Tık yok!

Zemherinin göbeğinde sezon indirimi başladı başlamasına da. Durum ahval pek de iç açıcı görünmüyor. Yüksek enflasyon, ardı ardına gelen zamlar tüketiciye alış verişi unutturdu. Kötümser ruh hali ve kaygı bir araya gelince, para harcama dürtüsü de bir suçluluk duygusu haline geldi sanki. Vatandaş vitrine bakıp geçiyor, esnaf ise alış verişe özendirmek için erken indirime giriyor.

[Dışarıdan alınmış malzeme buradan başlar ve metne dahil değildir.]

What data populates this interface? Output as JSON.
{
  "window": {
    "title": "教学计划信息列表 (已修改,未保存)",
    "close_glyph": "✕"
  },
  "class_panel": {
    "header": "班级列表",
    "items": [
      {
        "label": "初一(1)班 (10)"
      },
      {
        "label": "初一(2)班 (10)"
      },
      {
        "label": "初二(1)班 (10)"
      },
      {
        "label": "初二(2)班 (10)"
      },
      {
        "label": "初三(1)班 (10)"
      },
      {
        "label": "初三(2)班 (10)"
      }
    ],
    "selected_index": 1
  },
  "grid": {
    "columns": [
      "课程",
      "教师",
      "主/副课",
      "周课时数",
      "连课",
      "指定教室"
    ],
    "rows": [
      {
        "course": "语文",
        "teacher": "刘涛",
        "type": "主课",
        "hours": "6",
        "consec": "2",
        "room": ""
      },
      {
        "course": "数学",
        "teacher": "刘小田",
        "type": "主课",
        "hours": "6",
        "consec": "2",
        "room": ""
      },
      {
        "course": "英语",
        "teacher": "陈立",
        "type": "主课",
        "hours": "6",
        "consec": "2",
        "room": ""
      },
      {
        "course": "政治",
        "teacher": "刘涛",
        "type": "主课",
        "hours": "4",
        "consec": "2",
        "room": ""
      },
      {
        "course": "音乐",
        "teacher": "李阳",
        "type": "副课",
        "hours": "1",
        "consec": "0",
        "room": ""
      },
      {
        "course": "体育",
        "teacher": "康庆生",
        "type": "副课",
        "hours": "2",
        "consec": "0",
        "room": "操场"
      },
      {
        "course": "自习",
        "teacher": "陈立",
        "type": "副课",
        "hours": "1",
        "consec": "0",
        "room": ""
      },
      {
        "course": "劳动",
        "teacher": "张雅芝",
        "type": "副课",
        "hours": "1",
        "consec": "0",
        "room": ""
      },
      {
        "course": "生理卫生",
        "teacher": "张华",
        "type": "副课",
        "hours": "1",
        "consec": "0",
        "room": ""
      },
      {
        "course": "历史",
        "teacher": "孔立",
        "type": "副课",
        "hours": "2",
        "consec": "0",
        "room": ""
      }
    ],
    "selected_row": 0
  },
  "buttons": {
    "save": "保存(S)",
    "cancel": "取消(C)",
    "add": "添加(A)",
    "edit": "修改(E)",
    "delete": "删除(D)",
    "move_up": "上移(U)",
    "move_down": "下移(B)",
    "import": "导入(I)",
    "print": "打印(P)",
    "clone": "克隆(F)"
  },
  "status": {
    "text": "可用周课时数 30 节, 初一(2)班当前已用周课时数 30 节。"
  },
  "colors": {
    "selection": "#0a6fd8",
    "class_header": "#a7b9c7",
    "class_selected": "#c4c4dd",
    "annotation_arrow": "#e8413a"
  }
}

Hem de öyle böyle değil, yüzde 50'lere varan indirim, kasada yüze bilmem kaça kadar varıyor. Peki durum ne? Tık yok.

* * *

Vatandaş sadece vitrin seyrederek hayal ederken, siftah yapmadan dükkan kapatan esnaf da, tüketicinin harcama suçluluk duygusunu hafifletmek için müşteriye 'iyi nedenler' sunmaya çalışıyor. Ekonomik daralma dönemlerinde sezon indirimleri önem kazanıyor demek ki. Yani sezonun neredeyse başında başlatılan, indirimler gibi.

* * *

Memura, emekliye, işçiye yapılan maaş zamları hayat pahalılığına yetemediğinden orta ve dar gelirliler için alış veriş artık lüks oldu. Öncelik kira, fatura, sağlık ve eğitim harcamaları. Sonrası da yettiği kadarıyla mutfak. Geriye ne kalıyor, kalmayanı hesap etmeye gerek yok. Haa ruh hali derseniz kötümserlik. Kötümser ruh hali de, insanların ait olma ihtiyaçlarının arttığı dönemlermiş. Ve de bu dönemlerde insanların aile ve arkadaşlık değerleri yükseliyormuş. Yani 'ben' olma ihtiyacı gerilerken, dayanışma ve paylaşım üzerine kurulu 'biz' olma ihtiyacı yükseliyormuş. Yaşanmışlıkla sabit.

* * *

Ekonomik daralma dönemlerinde insanların para harcama dürtüsü, yerini zaruri ve öncelikli harcamalara bıraktığında suçluluk duygusu da hafifliyor. Tüketici harcamalarında daha temkinli davranıyor. Kendince lükse giren harcamalarını kısıyor veya tamamen kesiyor. Ve de bütçesinde bir denge oluşturuyor.

* * *

Ama bunun yansıması, esnafa ters orantı olarak dönüyor tabii. Harcamayı daraltan tüketici, elini cebine atmaya korkarken, ürünü nakde çeviremeyen esnaf da, çarkı döndürebilmek için krediye sarılıyor. Çoğu ya kapısına kilit vuruyor, kimi harca borca, kimi de borç batağına saplanıyor. İşte tüketicinin ruh halinin piyasaya yansıması. İki bilinmeyenli denklem misali.